Gokil! Setelah perjuangan berat keluar masuk toko, akhirnya gue menemukan juga tambatan kaki ini. Terdengar tepuk tangan para pengunjung di tempat itu. Disusul dengan sorak-sorai para penjaga toko. Air mata gue menitik perlahan. Semua perasaan lelah tadi hilang begitu aja setelah gue sadar kalo sepatunya muat. Bahkan ada lebih beberapa milimeter. 

“Wah, mantap nih, Mas. Merk apa ini sepatunya?” tanya gue sama si penjaga toko.
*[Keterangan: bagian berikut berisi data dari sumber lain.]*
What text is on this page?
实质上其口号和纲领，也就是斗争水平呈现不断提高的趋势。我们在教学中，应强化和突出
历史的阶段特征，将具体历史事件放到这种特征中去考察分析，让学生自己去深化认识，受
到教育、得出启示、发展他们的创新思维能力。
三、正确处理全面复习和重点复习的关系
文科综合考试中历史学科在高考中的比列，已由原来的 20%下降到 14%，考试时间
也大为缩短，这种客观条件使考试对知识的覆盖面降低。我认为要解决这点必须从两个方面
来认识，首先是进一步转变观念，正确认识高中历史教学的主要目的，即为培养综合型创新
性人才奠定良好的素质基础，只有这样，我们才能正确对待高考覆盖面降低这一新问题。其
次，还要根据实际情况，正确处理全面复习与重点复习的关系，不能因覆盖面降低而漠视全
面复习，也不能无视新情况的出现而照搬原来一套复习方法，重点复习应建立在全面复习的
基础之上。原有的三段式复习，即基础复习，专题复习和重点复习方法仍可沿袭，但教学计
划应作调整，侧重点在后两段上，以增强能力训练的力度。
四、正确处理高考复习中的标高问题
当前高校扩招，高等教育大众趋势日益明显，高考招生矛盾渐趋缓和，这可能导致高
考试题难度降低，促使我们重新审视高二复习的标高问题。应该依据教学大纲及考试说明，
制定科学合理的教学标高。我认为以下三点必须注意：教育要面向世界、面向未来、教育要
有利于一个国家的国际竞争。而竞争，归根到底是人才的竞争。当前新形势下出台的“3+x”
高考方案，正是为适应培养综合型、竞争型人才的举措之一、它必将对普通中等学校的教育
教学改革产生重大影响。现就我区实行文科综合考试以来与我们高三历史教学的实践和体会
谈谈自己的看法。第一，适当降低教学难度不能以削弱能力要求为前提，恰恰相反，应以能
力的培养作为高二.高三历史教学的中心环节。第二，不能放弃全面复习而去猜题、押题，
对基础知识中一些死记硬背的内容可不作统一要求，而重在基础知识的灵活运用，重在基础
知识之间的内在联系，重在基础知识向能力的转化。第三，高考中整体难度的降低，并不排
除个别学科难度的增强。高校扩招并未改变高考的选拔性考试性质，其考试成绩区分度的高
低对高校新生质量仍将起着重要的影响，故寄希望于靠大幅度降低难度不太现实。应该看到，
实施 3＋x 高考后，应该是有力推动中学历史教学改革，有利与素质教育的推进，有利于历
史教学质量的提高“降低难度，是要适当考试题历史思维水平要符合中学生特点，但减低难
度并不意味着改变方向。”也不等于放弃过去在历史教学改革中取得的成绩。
“Spotec, Dek. Merk lokal.” jawabnya.

“Ukuran berapa ya? Tumben sepatu lokal bisa muat.”

“Empat enam, Dek.”

“Hah? Berapa, Mas?”

“Empat enam.”

“Berapa, Mas?”

“Empat enam, bangsat! 

“...”

“Udah mending lu langsung ke kasir terus bayar sono!”

Anjis, gue baru aja membeli sepasang sepatu berukuran 46. Gokil, gue masih SMA nih pas belinya. Anak SMA mana lagi yang bisa kayak gini? Sejak itu, mulailah gue beredar di sekolah mengenakan si ‘dia’. 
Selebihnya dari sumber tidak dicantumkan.